Published in final edited form as: Cancer Discov. 2018 Jun 6;8(7):850–865. doi: 10.1158/2159-8290.CD-17-1211

Figure 6. Mechanisms of MAE-1/MAE-126 activation in metastatic ccRCC.

Figure 6

A, Transient reporter assay showing the effects of mutated HIF motif on MAE-126 enhancer activity in M1A cells. Mean of three experiments. Error bars S.E.M. Two-sided Student’s t-test. B, Bottom, genomic MAE-1 deletion profile in M1A cells targeted by sgMAE-1. Top, mammalian sequence alignment of the most commonly deleted region, a conserved RELA/p65 motif highlighted in red. sgMAE-1 PAM sequence underlined in black. C, CXCR4 mRNA expression in M1A cells as measured by qRT-PCR. Mean of three experiments. Error bars S.E.M. D, CXCR4 protein expression in M1A cells as measured by immunoblotting. A representative experiment of three is shown. E, Transient reporter assay showing the effects of mutated RELA/p65 motif on MAE-1 enhancer activity in M1A cells.

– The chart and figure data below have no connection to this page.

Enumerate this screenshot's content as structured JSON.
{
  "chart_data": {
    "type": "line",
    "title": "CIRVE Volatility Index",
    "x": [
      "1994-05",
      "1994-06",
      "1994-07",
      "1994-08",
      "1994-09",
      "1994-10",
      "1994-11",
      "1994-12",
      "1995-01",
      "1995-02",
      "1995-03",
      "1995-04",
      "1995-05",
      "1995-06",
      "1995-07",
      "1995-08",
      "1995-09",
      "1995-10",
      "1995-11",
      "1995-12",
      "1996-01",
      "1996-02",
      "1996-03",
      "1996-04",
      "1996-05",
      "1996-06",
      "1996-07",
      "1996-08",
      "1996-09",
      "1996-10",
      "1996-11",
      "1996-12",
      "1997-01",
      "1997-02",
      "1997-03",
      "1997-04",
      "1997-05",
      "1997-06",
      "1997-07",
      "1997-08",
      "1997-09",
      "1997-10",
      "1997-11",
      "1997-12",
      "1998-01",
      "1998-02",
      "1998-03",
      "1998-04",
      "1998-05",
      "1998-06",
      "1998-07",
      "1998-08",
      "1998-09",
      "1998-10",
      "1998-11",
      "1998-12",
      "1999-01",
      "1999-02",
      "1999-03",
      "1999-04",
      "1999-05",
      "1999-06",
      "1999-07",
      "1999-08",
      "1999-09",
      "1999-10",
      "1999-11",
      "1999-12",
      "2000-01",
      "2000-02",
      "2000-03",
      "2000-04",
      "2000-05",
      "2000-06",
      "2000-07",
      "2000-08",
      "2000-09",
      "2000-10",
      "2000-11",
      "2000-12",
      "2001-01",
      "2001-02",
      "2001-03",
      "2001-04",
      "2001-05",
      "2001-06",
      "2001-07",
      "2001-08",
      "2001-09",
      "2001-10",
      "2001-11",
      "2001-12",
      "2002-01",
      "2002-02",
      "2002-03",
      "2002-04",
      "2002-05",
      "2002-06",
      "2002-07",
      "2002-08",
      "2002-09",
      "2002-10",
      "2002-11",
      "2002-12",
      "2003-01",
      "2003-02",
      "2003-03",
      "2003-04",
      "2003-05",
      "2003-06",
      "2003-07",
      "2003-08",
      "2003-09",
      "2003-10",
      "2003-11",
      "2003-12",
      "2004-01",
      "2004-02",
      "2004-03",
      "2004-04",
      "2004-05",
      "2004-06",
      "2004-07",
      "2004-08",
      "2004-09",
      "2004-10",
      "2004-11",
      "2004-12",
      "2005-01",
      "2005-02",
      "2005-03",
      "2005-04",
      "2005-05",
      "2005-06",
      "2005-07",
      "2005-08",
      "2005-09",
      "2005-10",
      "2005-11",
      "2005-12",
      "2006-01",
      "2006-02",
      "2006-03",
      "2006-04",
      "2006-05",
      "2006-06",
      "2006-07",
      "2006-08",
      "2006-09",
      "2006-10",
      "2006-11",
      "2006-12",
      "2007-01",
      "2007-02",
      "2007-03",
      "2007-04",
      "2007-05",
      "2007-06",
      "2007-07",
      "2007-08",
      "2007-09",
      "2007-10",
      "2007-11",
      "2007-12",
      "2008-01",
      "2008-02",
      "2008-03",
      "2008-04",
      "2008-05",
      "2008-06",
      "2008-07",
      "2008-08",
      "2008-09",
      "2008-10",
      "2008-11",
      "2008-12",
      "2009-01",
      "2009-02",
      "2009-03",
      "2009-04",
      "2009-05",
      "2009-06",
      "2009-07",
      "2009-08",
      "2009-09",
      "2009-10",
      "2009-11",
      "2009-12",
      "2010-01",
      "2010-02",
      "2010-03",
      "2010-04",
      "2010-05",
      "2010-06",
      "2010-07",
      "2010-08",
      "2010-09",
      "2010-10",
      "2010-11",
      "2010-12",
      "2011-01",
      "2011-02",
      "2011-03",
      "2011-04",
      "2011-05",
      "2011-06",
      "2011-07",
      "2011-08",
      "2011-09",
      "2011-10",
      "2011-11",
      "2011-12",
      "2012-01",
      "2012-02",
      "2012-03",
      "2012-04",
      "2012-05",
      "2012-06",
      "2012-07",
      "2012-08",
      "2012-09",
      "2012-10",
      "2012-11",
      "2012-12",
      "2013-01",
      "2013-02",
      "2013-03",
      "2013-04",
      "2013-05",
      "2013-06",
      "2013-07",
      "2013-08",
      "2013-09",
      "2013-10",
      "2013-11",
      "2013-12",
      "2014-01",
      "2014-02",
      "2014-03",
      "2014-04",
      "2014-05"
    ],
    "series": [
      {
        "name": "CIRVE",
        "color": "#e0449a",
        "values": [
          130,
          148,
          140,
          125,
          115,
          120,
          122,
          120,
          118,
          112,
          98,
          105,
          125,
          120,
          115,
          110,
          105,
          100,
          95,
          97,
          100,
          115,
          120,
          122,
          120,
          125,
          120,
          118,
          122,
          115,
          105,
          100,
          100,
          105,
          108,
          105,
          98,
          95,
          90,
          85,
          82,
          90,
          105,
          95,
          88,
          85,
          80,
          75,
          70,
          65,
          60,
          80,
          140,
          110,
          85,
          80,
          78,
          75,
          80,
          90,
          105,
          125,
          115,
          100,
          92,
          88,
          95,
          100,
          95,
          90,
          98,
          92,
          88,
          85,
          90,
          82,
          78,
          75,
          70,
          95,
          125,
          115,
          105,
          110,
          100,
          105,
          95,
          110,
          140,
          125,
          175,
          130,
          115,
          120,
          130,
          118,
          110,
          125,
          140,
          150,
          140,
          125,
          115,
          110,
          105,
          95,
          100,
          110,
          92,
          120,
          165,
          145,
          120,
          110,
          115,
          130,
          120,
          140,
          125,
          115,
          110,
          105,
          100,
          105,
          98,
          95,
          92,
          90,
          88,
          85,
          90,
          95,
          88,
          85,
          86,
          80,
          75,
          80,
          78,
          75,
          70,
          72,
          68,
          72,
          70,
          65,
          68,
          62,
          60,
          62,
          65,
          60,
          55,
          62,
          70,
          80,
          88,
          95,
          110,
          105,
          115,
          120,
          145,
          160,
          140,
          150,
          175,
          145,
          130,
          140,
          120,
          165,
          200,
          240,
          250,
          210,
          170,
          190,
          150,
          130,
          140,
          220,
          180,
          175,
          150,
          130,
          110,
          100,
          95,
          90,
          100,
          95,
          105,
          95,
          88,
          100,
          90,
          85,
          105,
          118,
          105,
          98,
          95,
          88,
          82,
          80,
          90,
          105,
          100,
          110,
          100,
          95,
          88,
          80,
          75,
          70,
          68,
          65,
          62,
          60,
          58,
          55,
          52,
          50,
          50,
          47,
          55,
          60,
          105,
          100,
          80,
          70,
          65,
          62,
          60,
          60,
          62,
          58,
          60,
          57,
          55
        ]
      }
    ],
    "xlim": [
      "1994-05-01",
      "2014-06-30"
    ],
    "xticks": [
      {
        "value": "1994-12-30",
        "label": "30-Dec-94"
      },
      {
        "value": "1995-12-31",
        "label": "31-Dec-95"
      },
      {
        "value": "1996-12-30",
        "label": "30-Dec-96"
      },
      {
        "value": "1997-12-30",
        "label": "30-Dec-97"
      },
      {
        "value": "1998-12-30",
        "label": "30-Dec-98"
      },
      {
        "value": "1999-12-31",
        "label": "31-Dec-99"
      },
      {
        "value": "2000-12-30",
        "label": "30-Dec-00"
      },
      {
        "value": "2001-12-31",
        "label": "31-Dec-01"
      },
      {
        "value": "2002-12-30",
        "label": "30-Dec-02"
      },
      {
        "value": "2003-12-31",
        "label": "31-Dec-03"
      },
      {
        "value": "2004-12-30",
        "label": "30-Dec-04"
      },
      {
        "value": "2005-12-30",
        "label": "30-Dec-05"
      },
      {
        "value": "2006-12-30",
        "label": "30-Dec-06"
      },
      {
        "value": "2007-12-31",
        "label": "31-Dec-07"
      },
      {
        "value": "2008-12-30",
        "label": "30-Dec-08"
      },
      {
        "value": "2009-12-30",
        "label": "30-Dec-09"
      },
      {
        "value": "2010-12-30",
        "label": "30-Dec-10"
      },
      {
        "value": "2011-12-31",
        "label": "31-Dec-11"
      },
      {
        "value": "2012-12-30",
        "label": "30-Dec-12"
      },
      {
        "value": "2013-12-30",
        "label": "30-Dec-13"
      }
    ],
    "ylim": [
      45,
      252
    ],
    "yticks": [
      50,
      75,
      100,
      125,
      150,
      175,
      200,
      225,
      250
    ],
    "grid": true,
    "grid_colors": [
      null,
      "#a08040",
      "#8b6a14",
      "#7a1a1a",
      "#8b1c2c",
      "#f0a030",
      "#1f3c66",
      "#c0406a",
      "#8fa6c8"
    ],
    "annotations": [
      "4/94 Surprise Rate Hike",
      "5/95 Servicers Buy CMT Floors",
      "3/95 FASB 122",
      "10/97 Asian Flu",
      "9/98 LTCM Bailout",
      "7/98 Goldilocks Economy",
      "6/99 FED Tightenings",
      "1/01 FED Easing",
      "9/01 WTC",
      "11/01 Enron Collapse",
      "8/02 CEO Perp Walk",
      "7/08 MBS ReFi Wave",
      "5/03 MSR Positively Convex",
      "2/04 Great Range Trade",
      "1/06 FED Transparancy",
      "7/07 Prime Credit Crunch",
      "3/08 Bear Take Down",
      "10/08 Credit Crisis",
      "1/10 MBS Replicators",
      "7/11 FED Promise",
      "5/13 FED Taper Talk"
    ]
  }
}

Mean of five experiments. Error bars S.E.M. Two-sided Student’s t-test. F, Correlation of CXCR4 mRNA expression with NF-kappaB activity in the TCGA ccRCC data set. N=506; PCC, Pearson’s correlation coefficient. G, p65 ChIP-seq data in the MAE-1 locus. Black bar indicates MAE-1. H, Effects of CRISPR/Cas9-mediated targeting of MAE-1 on lung metastatic fitness of M1A cells. Normalized lung photon flux in mice after 9 weeks of tail vein inoculation of 300,000 cells. N=6 for both groups. One-tailed Wilcoxon rank-sum test. Whiskers extend to data extremes. I, Representative bioluminescence images from the experiment shown in H. J, Histological quantification of lung metastatic foci from representative lungs of the experiment shown in H. N=3 for both groups. Horizontal bars represent sample mean. P-values for log-transformed data calculated by one-sided Student’s t-test.